Espero que ele explique algo…
Foi manchetado na Folha de S. Paulo a 23 de maio de 2014:
O deputado estadual Luiz Moura (PT) participou de uma reunião, em março deste ano, em que estavam presentes ao menos 13 integrantes da facção criminosa PCC, de acordo com informações obtidas pela Folha com a cúpula da polícia.
Entre eles estava um dos criminosos acusados de participar do furto do Banco Central, no Ceará, em 2005, quando foram levados R$ 164,8 milhões, além de um procurado da Justiça por roubos a bancos.
A reunião ocorreu na sede da Transcooper, zona leste da capital, cooperativa da qual o deputado faz parte, segundo documentos da Junta Comercial de São Paulo.
Moura é aliado do secretário municipal de Transportes, Jilmar Tatto (PT).
A Transcooper tem permissão da prefeitura para explorar linhas de ônibus em três áreas da cidade.
E nesta segunda-feira, 9 de janeiro,  faz aniversário de dois anos o rombo do Estadão:
 O secretário da Segurança Pública, Alexandre de Moraes, aparece no Tribunal de Justiça de São Paulo como advogado em pelo menos 123 processos na área civil da Transcooper. A cooperativa é uma das cinco associações e empresas citadas em investigação que apura suposta formação de quadrilha e lavagem de dinheiro do Primeiro Comando da Capital (PCC). 

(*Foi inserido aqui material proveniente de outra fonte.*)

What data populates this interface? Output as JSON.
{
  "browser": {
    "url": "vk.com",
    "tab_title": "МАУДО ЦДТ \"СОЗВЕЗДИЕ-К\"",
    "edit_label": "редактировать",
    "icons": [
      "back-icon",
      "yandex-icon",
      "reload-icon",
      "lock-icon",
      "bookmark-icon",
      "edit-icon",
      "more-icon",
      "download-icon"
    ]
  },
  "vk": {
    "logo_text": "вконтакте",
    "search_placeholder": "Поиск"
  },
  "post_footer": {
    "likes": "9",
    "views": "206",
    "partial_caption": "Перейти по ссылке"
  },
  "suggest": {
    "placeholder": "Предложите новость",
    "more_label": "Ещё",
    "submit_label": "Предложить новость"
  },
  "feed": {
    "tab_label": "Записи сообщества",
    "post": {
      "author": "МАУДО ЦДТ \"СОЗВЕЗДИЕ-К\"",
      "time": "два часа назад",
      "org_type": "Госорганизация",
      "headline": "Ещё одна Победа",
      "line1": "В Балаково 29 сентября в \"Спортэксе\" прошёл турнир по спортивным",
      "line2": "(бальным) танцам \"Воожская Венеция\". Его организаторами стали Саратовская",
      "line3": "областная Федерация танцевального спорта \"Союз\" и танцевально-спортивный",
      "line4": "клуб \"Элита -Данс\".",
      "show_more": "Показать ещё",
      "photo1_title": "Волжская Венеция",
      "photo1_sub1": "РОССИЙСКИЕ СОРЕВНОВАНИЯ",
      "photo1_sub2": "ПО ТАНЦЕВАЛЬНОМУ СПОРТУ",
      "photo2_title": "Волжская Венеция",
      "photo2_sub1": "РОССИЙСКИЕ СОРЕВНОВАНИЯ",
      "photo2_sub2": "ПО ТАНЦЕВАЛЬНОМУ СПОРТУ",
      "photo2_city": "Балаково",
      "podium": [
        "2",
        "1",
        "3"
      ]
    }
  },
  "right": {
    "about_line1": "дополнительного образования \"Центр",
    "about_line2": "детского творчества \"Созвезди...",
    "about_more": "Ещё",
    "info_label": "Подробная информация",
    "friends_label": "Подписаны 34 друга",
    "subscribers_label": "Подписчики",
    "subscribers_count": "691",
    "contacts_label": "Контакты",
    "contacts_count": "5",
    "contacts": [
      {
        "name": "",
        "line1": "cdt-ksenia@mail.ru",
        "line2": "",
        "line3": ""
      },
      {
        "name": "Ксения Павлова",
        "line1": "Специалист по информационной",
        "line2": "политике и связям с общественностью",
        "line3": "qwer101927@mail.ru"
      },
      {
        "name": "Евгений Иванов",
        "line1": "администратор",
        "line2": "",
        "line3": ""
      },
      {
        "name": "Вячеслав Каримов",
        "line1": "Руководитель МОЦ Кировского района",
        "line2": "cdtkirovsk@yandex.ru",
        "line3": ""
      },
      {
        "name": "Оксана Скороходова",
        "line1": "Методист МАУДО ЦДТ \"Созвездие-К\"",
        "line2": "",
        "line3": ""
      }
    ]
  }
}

O secretário afirmou, em nota, que “renunciou a todos os processos que atuava como um dos sócios do escritório de advocacia” no qual trabalhava. Ele disse ainda que solicitou, em 1.º de janeiro, uma licença temporária de sua inscrição como advogado na Ordem dos Advogados do Brasil (OAB).
Segundo a nota, Moraes começou a advogar para a Transcooper no dia 27 de janeiro de 2011 em causas civis e administrativas. “Não houve qualquer prestação de serviços advocatícios – nem pelo secretário nem pelos demais sócios – às pessoas citadas em possível envolvimento com o crime organizado, em 2014. O contrato se referia estritamente à pessoa jurídica da cooperativa”, informou a nota. Até esta quinta-feira, 8, Moraes permanecia no site do TJ como defensor da cooperativa.
Antes de ser anunciado para o cargo, Moraes comandava um dos mais famosos escritórios de advocacia em São Paulo. Entre seus clientes estão empreiteiras, associações e políticos.
São apenas indicativos de porque, talvez, o ministro da Justiça tenha evitado empregar as três letrinhas PCC, em suas entrevistas após o massacre do dia 1/1/17. São apenas indicativos de porque, talvez,  o hoje  ministro Moraes, tenha preferido mentir, no frigir dos ovos, referindo que tudo não passa de “acerto interno de contas”.